Gay athletes don’t get to choose who they are, but they do get to choose where to be who they are. Sexual orientation can be concealed. But no gay person makes that choice himself; biology does, with an assist from society’s heterosexual norms. Secrecy is the default option—the gay birthright—and it’s a brutal burden to bear.

And yet, too many men with microphones still ask gay athletes to suffer in silence, rather than break the omertà of the team just by being themselves. Too many commentators—and coaches, and parents, and athletes—are stuck in some inner locker room of their own imagination, a place where wilful blindness still showers beside silent shame, where homosexuality is an unwelcome intrusion, someone else’s problem, and a foreign phenomenon that belongs somewhere, anywhere else. These attitudes aren’t just anachronistic; they’re dangerous. Why are they still on the air?

As a gay person, you always know that coming out is within your power. You know that the words are within you, all bound up in that one little sentence that’s so impossible to believe, then so impossible to deny: “I’m gay.” But what keeps you up at night, sleepless with self-hatred, isn’t that first question—“can I come out?”—but the awful, unanswerable one that comes next: “what will happen when I do?”

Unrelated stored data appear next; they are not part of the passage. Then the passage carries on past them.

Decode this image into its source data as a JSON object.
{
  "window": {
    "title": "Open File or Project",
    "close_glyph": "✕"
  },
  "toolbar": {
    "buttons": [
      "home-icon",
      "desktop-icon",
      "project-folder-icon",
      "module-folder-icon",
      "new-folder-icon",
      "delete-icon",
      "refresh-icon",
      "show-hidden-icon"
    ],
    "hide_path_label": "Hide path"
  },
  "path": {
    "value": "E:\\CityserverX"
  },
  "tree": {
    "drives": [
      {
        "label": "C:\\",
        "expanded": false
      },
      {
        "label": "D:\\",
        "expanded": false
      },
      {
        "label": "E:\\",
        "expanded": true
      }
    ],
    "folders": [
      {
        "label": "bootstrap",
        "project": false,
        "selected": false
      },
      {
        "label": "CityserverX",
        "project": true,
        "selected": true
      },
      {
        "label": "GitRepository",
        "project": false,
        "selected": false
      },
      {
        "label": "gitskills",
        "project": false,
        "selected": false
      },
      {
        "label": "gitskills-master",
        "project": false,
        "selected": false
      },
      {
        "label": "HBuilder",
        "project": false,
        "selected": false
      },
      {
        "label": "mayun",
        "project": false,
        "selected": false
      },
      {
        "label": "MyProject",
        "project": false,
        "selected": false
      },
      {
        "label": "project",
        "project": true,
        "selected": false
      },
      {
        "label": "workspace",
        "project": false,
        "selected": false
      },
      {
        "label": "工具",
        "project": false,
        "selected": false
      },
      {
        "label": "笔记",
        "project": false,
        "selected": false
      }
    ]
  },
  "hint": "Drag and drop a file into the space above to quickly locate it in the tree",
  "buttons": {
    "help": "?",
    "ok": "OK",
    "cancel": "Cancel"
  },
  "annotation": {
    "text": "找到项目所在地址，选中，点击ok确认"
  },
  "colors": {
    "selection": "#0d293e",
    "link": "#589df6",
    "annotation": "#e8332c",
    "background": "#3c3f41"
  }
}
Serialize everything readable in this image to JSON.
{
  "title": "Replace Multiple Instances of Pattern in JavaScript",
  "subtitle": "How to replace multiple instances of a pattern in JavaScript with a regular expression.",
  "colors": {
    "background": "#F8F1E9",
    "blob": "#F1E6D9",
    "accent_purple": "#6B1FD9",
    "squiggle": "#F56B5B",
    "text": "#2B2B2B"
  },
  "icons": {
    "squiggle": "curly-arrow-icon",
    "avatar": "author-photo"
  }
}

You imagine yourself hated and rejected by those whom you love and respect. You see yourself disappointing your family, your friends, your platoon, your team. The thought of being looked at differently—of being a “distraction”—can be crippling. For most of us, none of it ever comes to pass, but none of it is ever within our control, either. That’s the most frightening thing of all.

Jason Collins did a brave thing this week, unprecedented and historic. The rest is up to us.